J’ai pour habitude de dire que la région respire la quiétude. Le soir, quiconque vient ici est fasciné par les mille lumières, qui scintillent sur toute la plaine. On dit que, déjà au temps des Romains, la région donnait une impression d’harmonie. L’écrivain Guido Piovene a bien raison quand il dit, dans son Viaggio in Italia, que Reggio fait preuve d’une force tranquille.



Reggio, c’est la capitale de la région. Le quartier historique y bout d’intense activité et à la fois de tranquillité tout comme dans les temps anciens.

On a l’impression de mettre les pieds dans les traces laissées par l’Histoire, quand on parcourt l’antique via Emilia. Elle traverse toute l’Emilie depuis 187 avant notre ère. On y voit tout du long, et selon l’endroit, d’imposantes fermes, des entreprises florissantes, des commerces luxueux.

Reggio est une vraie ville italienne, très attachante. Avec des trésors architecturaux à chaque coin, elle n’en manifeste pas moins une convivialité extraordinaire.

Tous les commerces ouvrent leurs portes sur moult trésors, présentés avec soin. On trouve tout ce qu’on cherche, le salami Fellino, les tortelli fourrés aux bettes, la vaisselle à ne savoir laquelle choisir, le petit pull « si italien ».

Reggio se présente toujours selon le plan que lui a donné le cours du torrent Crostolo, dévié au XIIIè siècle.
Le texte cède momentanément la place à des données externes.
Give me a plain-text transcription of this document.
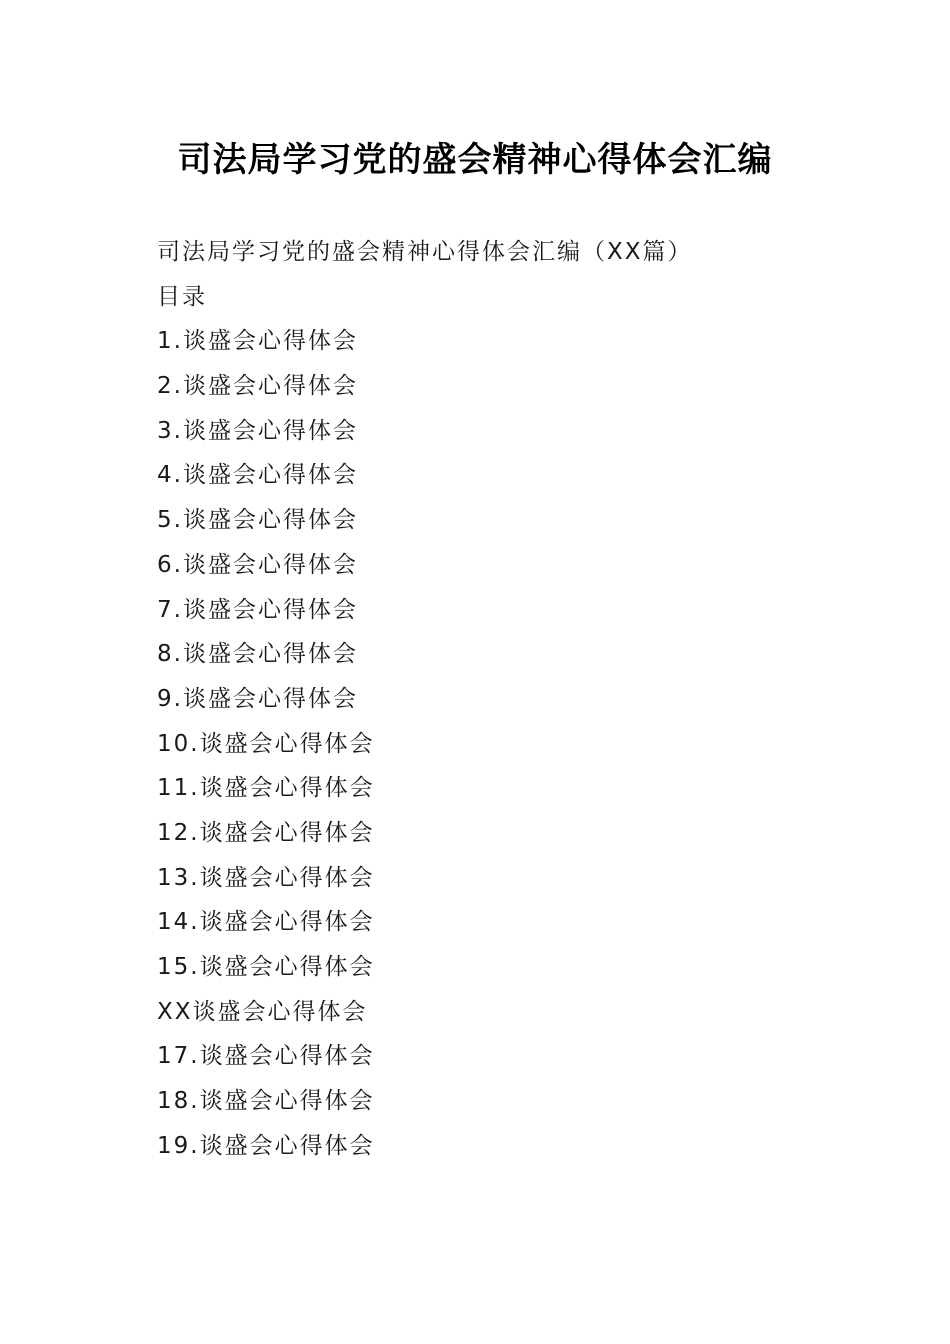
司法局学习党的盛会精神心得体会汇编
司法局学习党的盛会精神心得体会汇编（XX篇）
目录
1.谈盛会心得体会
2.谈盛会心得体会
3.谈盛会心得体会
4.谈盛会心得体会
5.谈盛会心得体会
6.谈盛会心得体会
7.谈盛会心得体会
8.谈盛会心得体会
9.谈盛会心得体会
10.谈盛会心得体会
11.谈盛会心得体会
12.谈盛会心得体会
13.谈盛会心得体会
14.谈盛会心得体会
15.谈盛会心得体会
XX谈盛会心得体会
17.谈盛会心得体会
18.谈盛会心得体会
19.谈盛会心得体会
Elle est garnie d’innombrables places, toutes originales. Par tous les temps, on aime se promener piazza Fontanesi parce que ses portiques abritent la ballade, comme on le faisait déjà au Moyen Age. On emprunte le Broletto, charmant passage couvert, dont les surprenants décors de Francesco Fontanesi datent de la fin du XVIIIè, et on arrive à la piazza del Monte et à la piazza Prampolini, la plus vaste de Reggio.

Il Duomo est orné de sculptures maniéristes. A côté se dresse le Baptistère, avec sa façade Renaissance.

La Basilique San Prospero attire le regard avec sa façade de briques, elle aussi d’inspiration Renaissance. Six lions en marbre de Vérone ornent le parvis. A l’intérieur, Le Jugement Dernier de Camillo Procaccini est bien connu des amateurs.





Quand nous sommes en Emilie, nous faisons régulièrement le déplacement jusqu’à Carrare, mon mari est sculpteur.

Pour y aller, nous passons par Torrechiara, où nos yeux s’émerveillent devant le château aux tours arrondies, dont aucuns prétendent qu’il est le plus beau de la région. On dit que l’origine du nom de Torrechiara –tours claires- vient de ce qu’à l’origine, l’édifice était peint en couleurs claires.